Why would you want a workgroup size greater than 1? You should probably be working with more than one node per work item in both your CPU code and GPU code anyway, unless LDS is a limitation. If you do that and write your kernel sensibly you could just parameterise it. So, if you make WORKGROUP_SIZE a compile-time parameter that you change based on the device, you could do:

for( int i = 0; i += NUM_ELEMENTS_PER_WAVE; i+=WORKGROUP_SIZE ) {

   lds[get_local_id(0)] = memory[i*WORKGROUP_SIZE];

   barrier

   exchange data across workgroup
}

If WORKGROUP_SIZE is 1 you could make LDS private instead and just let the compiler run that through a register and let it drop the barrier. All your memory operations can then scale based on the workgroup size. The workgroup size should generally be the same as number of work items that maps into the hardware thread.

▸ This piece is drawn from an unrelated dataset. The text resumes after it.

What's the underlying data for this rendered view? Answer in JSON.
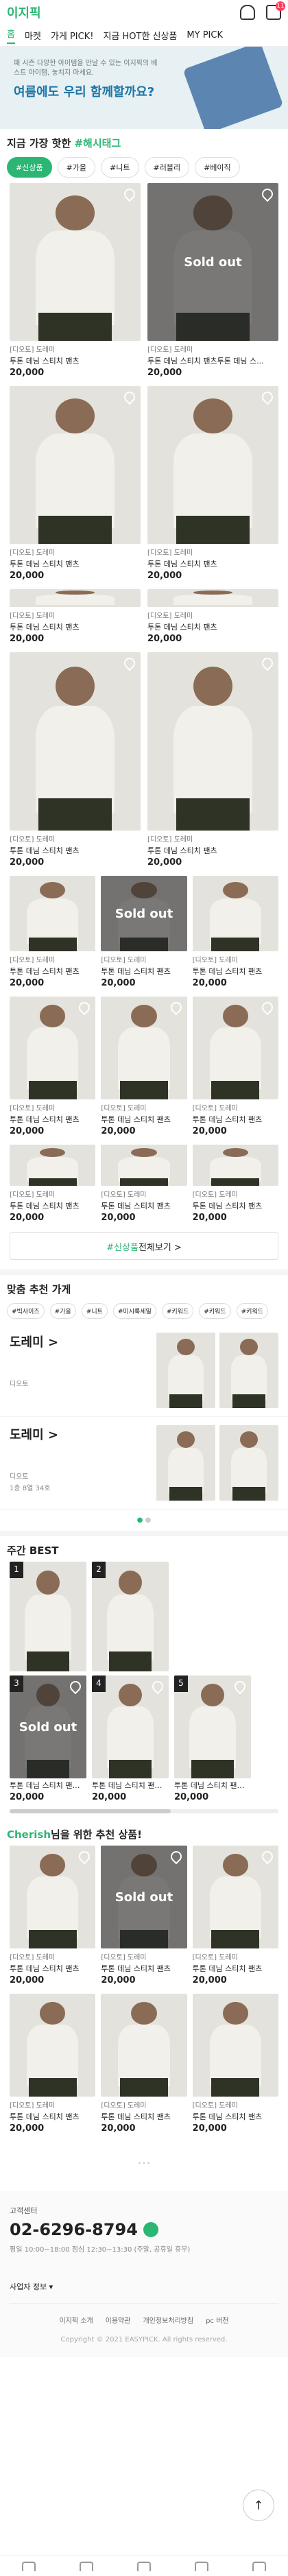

On the GPU we map a work item per vector lane, so 64 per thread where the wavefront is a thread. On the CPU we don't currently map into the SSE vector so it's a single work item per thread. Any more than a single work item per thread on the CPU is likely to give poor performance. The only real reason for supporting it in the runtime is for correctness portability.

I write no OpenCL code that uses a workgroup size that isn't either 1, 32 or 64 currently, and it switches depending on the target architecture. Most algorithms I've found are relatively easy to parameterise to match.